What to Know
- Cook County is pausing use of the Johnson & Johnson COVID-19 vaccine
- Individuals with appointments for the Johnson & Johnson vaccine in Cook County this week will instead receive the first dose of either Moderna or Pfizer's vaccine, depending on the vaccination site
- The release of 35,000 appointments slated for Tuesday afternoon will not include Johnson & Johnson
Cook County is pausing use of the Johnson & Johnson COVID-19 vaccine, county health officials said Tuesday, based on U.S. regulators' recommendation amid an investigation into reports of rare but potentially dangerous blood clots.
"Following guidance released this morning from the US Food and Drug Administration and the US Centers for Disease Control and Prevention, Cook County Health will pause the use of the Johnson & Johnson vaccine until the FDA and CDC complete their review," a spokeswoman for Cook County Health said in a statement Tuesday morning.

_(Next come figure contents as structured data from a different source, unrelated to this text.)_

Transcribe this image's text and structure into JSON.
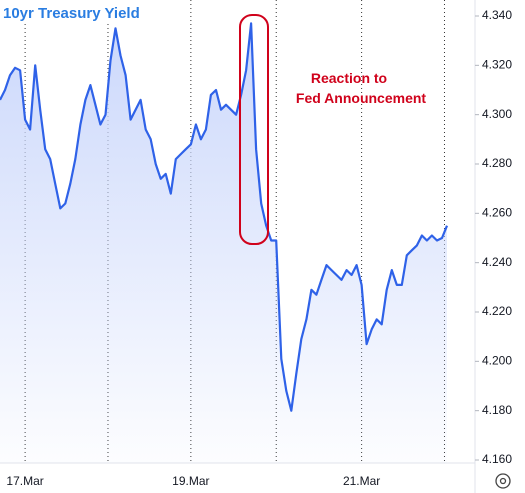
{
  "chart_data": {
    "type": "line",
    "title": "10yr Treasury Yield",
    "annotation": [
      "Reaction to",
      "Fed Announcement"
    ],
    "categories": [
      null,
      null,
      null,
      null,
      null,
      "17.Mar",
      null,
      null,
      null,
      null,
      null,
      null,
      null,
      null,
      null,
      null,
      null,
      null,
      null,
      null,
      null,
      null,
      null,
      null,
      null,
      null,
      null,
      null,
      null,
      null,
      null,
      null,
      null,
      null,
      null,
      null,
      null,
      null,
      "19.Mar",
      null,
      null,
      null,
      null,
      null,
      null,
      null,
      null,
      null,
      null,
      null,
      null,
      null,
      null,
      null,
      null,
      null,
      null,
      null,
      null,
      null,
      null,
      null,
      null,
      null,
      null,
      null,
      null,
      null,
      null,
      null,
      null,
      null,
      "21.Mar",
      null,
      null,
      null,
      null,
      null,
      null,
      null,
      null,
      null,
      null,
      null,
      null,
      null,
      null,
      null,
      null,
      null
    ],
    "series": [
      {
        "name": "10yr Treasury Yield",
        "color": "#2f62e8",
        "values": [
          4.306,
          4.31,
          4.316,
          4.319,
          4.318,
          4.298,
          4.294,
          4.32,
          4.302,
          4.286,
          4.282,
          4.272,
          4.262,
          4.264,
          4.272,
          4.282,
          4.296,
          4.306,
          4.312,
          4.304,
          4.296,
          4.3,
          4.322,
          4.335,
          4.324,
          4.316,
          4.298,
          4.302,
          4.306,
          4.294,
          4.29,
          4.28,
          4.274,
          4.276,
          4.268,
          4.282,
          4.284,
          4.286,
          4.288,
          4.296,
          4.29,
          4.294,
          4.308,
          4.31,
          4.302,
          4.304,
          4.302,
          4.3,
          4.308,
          4.318,
          4.337,
          4.286,
          4.264,
          4.255,
          4.249,
          4.249,
          4.201,
          4.188,
          4.18,
          4.195,
          4.209,
          4.217,
          4.229,
          4.227,
          4.233,
          4.239,
          4.237,
          4.235,
          4.233,
          4.237,
          4.235,
          4.239,
          4.231,
          4.207,
          4.213,
          4.217,
          4.215,
          4.229,
          4.237,
          4.231,
          4.231,
          4.243,
          4.245,
          4.247,
          4.251,
          4.249,
          4.251,
          4.249,
          4.25,
          4.255
        ]
      }
    ],
    "ylim": [
      4.16,
      4.34
    ],
    "yticks": [
      {
        "value": 4.16,
        "label": "4.160"
      },
      {
        "value": 4.18,
        "label": "4.180"
      },
      {
        "value": 4.2,
        "label": "4.200"
      },
      {
        "value": 4.22,
        "label": "4.220"
      },
      {
        "value": 4.24,
        "label": "4.240"
      },
      {
        "value": 4.26,
        "label": "4.260"
      },
      {
        "value": 4.28,
        "label": "4.280"
      },
      {
        "value": 4.3,
        "label": "4.300"
      },
      {
        "value": 4.32,
        "label": "4.320"
      },
      {
        "value": 4.34,
        "label": "4.340"
      }
    ]
  }
}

Individuals with appointments for the Johnson & Johnson vaccine this week will instead receive the first dose of either Moderna or Pfizer's vaccine, depending on the vaccination site, the county said. Anyone who has a scheduled appointment but does not want the Moderna or the Pfizer vaccine should call 833-308-1988 to cancel or reschedule their appointment, officials said.
The release of 35,000 appointments slated for Tuesday afternoon will not include Johnson & Johnson, according to the county.
"The Cook County Department of Public Health has asked all Johnson & Johnson partners to pause using the vaccine as well," the county said, adding that it will provide additional information "as it becomes available."
"Following CDC/FDA guidance, individuals given the J&J vaccine who are experiencing severe headache, abdominal pain, leg pain, or shortness of breath within three weeks after receiving the shot contact their health care provider," the county added.
The county's decision came after the CDC and FDA said in a joint statement early Tuesday that the regulators recommended a "pause" in administration of the single-dose Johnson & Johnson shots.
The agencies said they were investigating unusual clots in six women that occurred 6 to 13 days after vaccination. The clots occurred in veins that drain blood from the brain and occurred together with low platelets. All six cases were in women between the ages of 18 and 48.
The reports appear similar to a rare, unusual type of clotting disorder that European authorities say is possibly linked to another COVID-19 vaccine not yet cleared in the U.S., from AstraZeneca.
U.S. & World
More than 6.8 million doses of the J&J vaccine have been administered in the U.S., the vast majority with no or mild side effects.
U.S. federal distribution channels, including mass vaccination sites, will pause the use of the J&J shot, and states and other providers are expected to follow. The other two authorized vaccines, from Moderna and Pfizer, make up the vast share of COVID-19 shots administered in the U.S. and are not affected by the pause.
An advisory committee is scheduled to meet Wednesday to review the reactions and consider how to proceed.
Officials say they also want to educate vaccine providers and health professionals about the “unique treatment” required for this type of clot.